Denormals for double give you an extra range of about 2^50, but you could 
easily get 2^500 extra range by processing at higer gain, double precision goes 
up to 2^1024, so lots of headroom there. 
A much better way to increase dynamic range would be some way to specify the 
exponent bias, far more valuable than faster denormal processing.

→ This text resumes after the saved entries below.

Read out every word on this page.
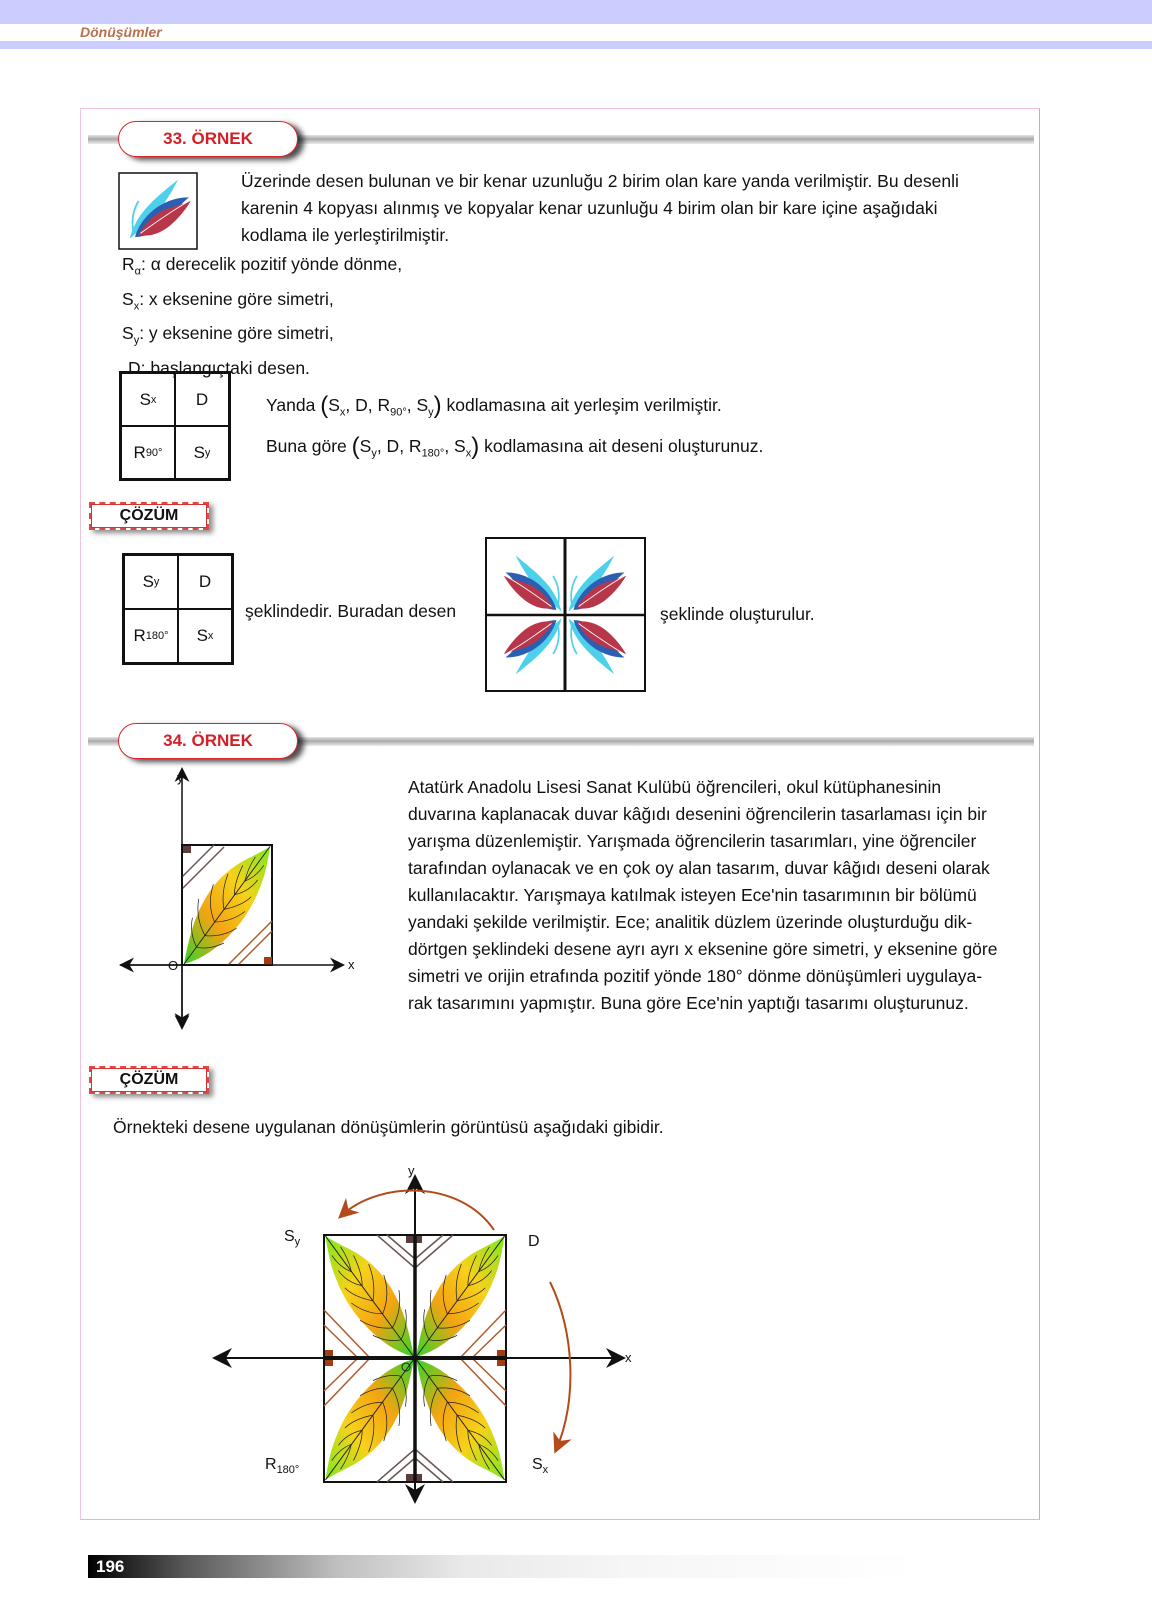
Dönüşümler
33. ÖRNEK
Üzerinde desen bulunan ve bir kenar uzunluğu 2 birim olan kare yanda verilmiştir. Bu desenli
karenin 4 kopyası alınmış ve kopyalar kenar uzunluğu 4 birim olan bir kare içine aşağıdaki
kodlama ile yerleştirilmiştir.
$R_\alpha$: α derecelik pozitif yönde dönme,
$S_x$: x eksenine göre simetri,
$S_y$: y eksenine göre simetri,
D: başlangıçtaki desen.
S x D
R 90° S y
Yanda ($S_x$, D, $R_{90^\circ}$, $S_y$) kodlamasına ait yerleşim verilmiştir.
Buna göre ($S_y$, D, $R_{180^\circ}$, $S_x$) kodlamasına ait deseni oluşturunuz.
ÇÖZÜM
S y D
R 180° S x
şeklindedir. Buradan desen	şeklinde oluşturulur.
34. ÖRNEK
y
x
O
Atatürk Anadolu Lisesi Sanat Kulübü öğrencileri, okul kütüphanesinin
duvarına kaplanacak duvar kâğıdı desenini öğrencilerin tasarlaması için bir
yarışma düzenlemiştir. Yarışmada öğrencilerin tasarımları, yine öğrenciler
tarafından oylanacak ve en çok oy alan tasarım, duvar kâğıdı deseni olarak
kullanılacaktır. Yarışmaya katılmak isteyen Ece'nin tasarımının bir bölümü
yandaki şekilde verilmiştir. Ece; analitik düzlem üzerinde oluşturduğu dik-
dörtgen şeklindeki desene ayrı ayrı x eksenine göre simetri, y eksenine göre
simetri ve orijin etrafında pozitif yönde 180° dönme dönüşümleri uygulaya-
rak tasarımını yapmıştır. Buna göre Ece'nin yaptığı tasarımı oluşturunuz.
ÇÖZÜM
Örnekteki desene uygulanan dönüşümlerin görüntüsü aşağıdaki gibidir.
$S_y$	D
$R_{180^\circ}$	$S_x$
y
x
196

Also, I have not yet seen an audio algorithm where the extra precision of 
denormals would make any difference or be audible, so I am perfectly happy with 
DAZ/FTZ.

Stefan


> On 27. Mar 2023, at 17:27, robert bristow-johnson <[email protected]> 
> wrote:
> 
> Thanks for the info, Ethan and Andreas.
> 
> Well, that's what FPUs did before.  There's little use for denorms if you set 
> DAZ and FTZ to 1.  Then it's like denorms never existed.
> 
> I can't believe it would take much additional real estate on the chip to just 
> make denorms work like any other float in the same instruction cycle.  Either 
> way, the full mantissa *with* the hidden 1 (or without the hidden 1 for 
> denorms) has to go into a wide register with a barrel shifter.  It should not 
> require any additional instruction clocks.
> 
> I think denorms are a good idea. They should be handled routinely by now.
> 
> L8r,
> 
> robert
> 
> Powered b y Cricket Wireless
> 
> ------ Original message------
> From: Ethan Fenn
> Date: Mon, Mar 27, 2023 10:02 AM
> To: [email protected];
> Cc: 
> Subject:Re: Are there now 64-bit processors that deal with denorms routinely 
> with no exception or interrupt?
> 
> My understanding is that on any reasonably modern Intel/AMD machines, you 
> just have to make sure that the Flush To Zero (FTZ) and Denormals Are Zero 
> (DAZ) hardware flags are set when your DSP code runs and there will be no 
> penalty. If you're building a standalone application, these are usually set 
> by default. If you're building s ome kind of plugin or library, I think it's 
> good practice to put in a couple lines of code at your entry point to make 
> sure they're set before doing any DSP.
> 
> -Ethan
> 
> 
> 
> On Mon, Mar 27, 2023 at 7:41 AM Andreas Gustafsson <[email protected]> 
> wrote:
> robert bristow-johnson asked:
> > If there are processors with FPUs that don't deal with denorms and
> > cause an exception, I would be interested in knowing who the black
> > sheep and the white sheep are.
> 
> Is your concern that the exception or interrupt will cause the program
> to abort, or just that it will be slow?  Denormals can have a performance
> penalty even if no interrupt or exception is involved, for example
> when they are handled in microcode.
> 
> On x86_64, denormals typically do not cause floating point exceptions
> (unless you specifically ask for it by clearing the DM bit in MXCSR),
> but they can nonetheless have a significant performance penalty.
> 
> OTOH, the Apple M1 ARM processor appears to deal with denormals
> without a performance penalty.
> 
> > I know that 25 years ago, exceptions caused by denorms (and maybe
> > NaNs) were a headache for some audio DSP coders.  Are denorms still
> > a problem where you have to force them to flush-to-zero so to not
> > trip an exception?
> 
> At least on x86_64, they are still a performance problem if you have
> any exponential decays that can reach the denormal range.